La grande coalition entre conservateurs et socio-démocrates débat depuis un an et demi des contours de ce projet qui ne nomme pas le numéro un mondial du secteur mais durcit la règlementation pour être admis sur le marché allemand de la 5G.

Le texte, qui doit encore être avalisé par le parlement, prévoit que les "composants critiques" dans des installations stratégiques, comme celle des télécommunications, ne soient approuvés que "si le fabricant a délivré une déclaration de fiabilité" à l'exploitant de l'infrastructure.

Les composants critiques sont d'une importance telle qu'une panne ou une action de sabotage les visant aurait des conséquences dramatiques, explique le ministère allemand de l'Intérieur dans sa présentation du projet.

La "déclaration de garantie" déposée par le fabricant devra prouver que le composant ne "présente pas de propriétés techniques permettant une utilisation inappropriée, en particulier à des fins de sabotage, d'espionnage ou de terrorisme", selon le projet de loi.

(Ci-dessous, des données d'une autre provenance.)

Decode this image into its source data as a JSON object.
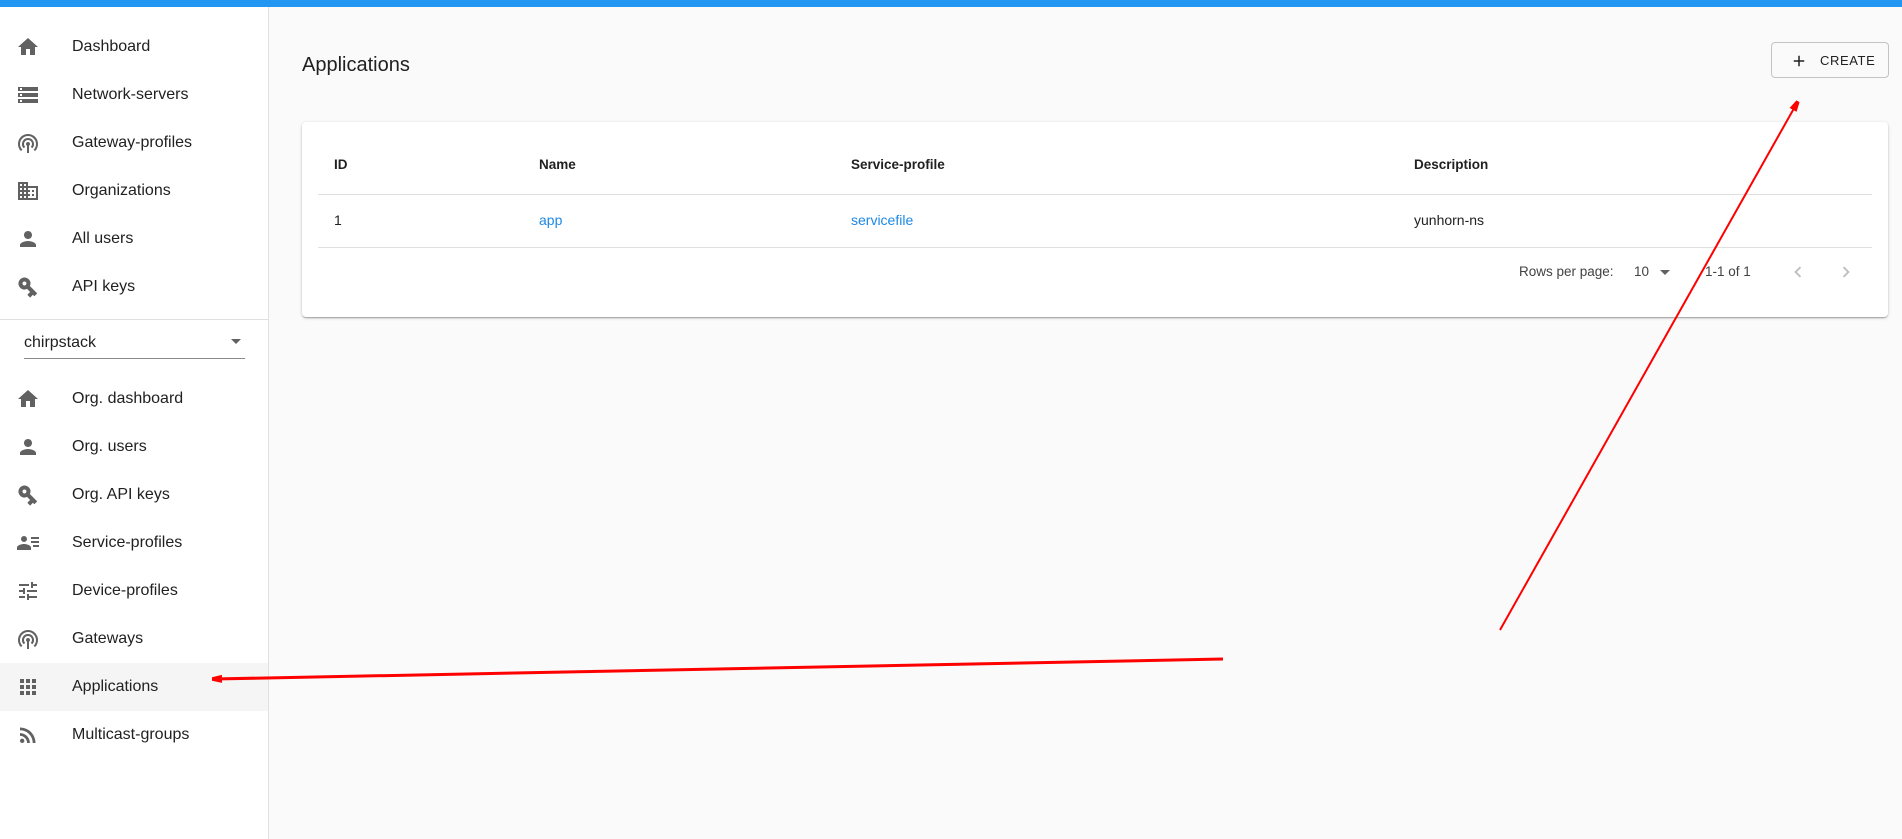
{
  "sidebar": {
    "admin_items": [
      {
        "label": "Dashboard",
        "icon": "home-icon"
      },
      {
        "label": "Network-servers",
        "icon": "server-icon"
      },
      {
        "label": "Gateway-profiles",
        "icon": "radio-tower-icon"
      },
      {
        "label": "Organizations",
        "icon": "building-icon"
      },
      {
        "label": "All users",
        "icon": "user-icon"
      },
      {
        "label": "API keys",
        "icon": "key-icon"
      }
    ],
    "org_selector": {
      "value": "chirpstack"
    },
    "org_items": [
      {
        "label": "Org. dashboard",
        "icon": "home-icon"
      },
      {
        "label": "Org. users",
        "icon": "user-icon"
      },
      {
        "label": "Org. API keys",
        "icon": "key-icon"
      },
      {
        "label": "Service-profiles",
        "icon": "account-details-icon"
      },
      {
        "label": "Device-profiles",
        "icon": "tune-icon"
      },
      {
        "label": "Gateways",
        "icon": "radio-tower-icon"
      },
      {
        "label": "Applications",
        "icon": "apps-grid-icon",
        "active": true
      },
      {
        "label": "Multicast-groups",
        "icon": "rss-icon"
      }
    ]
  },
  "main": {
    "title": "Applications",
    "create_label": "CREATE",
    "table": {
      "columns": [
        "ID",
        "Name",
        "Service-profile",
        "Description"
      ],
      "rows": [
        {
          "id": "1",
          "name": "app",
          "service_profile": "servicefile",
          "description": "yunhorn-ns"
        }
      ]
    },
    "pagination": {
      "rows_per_page_label": "Rows per page:",
      "rows_per_page_value": "10",
      "range": "1-1 of 1"
    }
  },
  "colors": {
    "accent_bar": "#2196f3",
    "link": "#1e88e5",
    "annotation_arrow": "#ff0000"
  }
}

Le texte couvre le secteur des télécommunications mais aussi de l'approvisionnement en eau et en énergie, ou encore le secteur de la santé.

Le ministère de l'Intérieur aura à définir les garanties minimales, notamment celles relevant de "questions de sécurité".

Il sera aussi possible d'interdire a posteriori des composant critiques si leur fabricant n'a pas "signalé" les "points faibles ou manipulations connus".

Face à la campagne menée par Washington chez ses alliés pour qu'ils bannissent les équipements 5G de Huawei, arguant de risques en termes de cybersécurité, l'Allemagne s'est distinguée jusqu'ici par son approche prudente, refusant l'idée d'un boycott.

Le texte "ne vise pas de fabricant en particulier mais adopte une approche à 360°", a assuré mercredi un porte-parole du ministère de l'Intérieur.

Les audits techniques sur les composants critiques seront menés, dès la loi promulguée, par l'agence de cybersécurité allemande (BSI), dont les moyens en personnel vont être considérablement renforcés.

Après le Royaume-Uni mi-juillet, la Suède est devenue cet automne le deuxième pays d'Europe, et le premier de l'Union européenne, à explicitement interdire Huawei de la quasi-totalité de l'infrastructure nécessaire pour faire fonctionner son réseau 5G.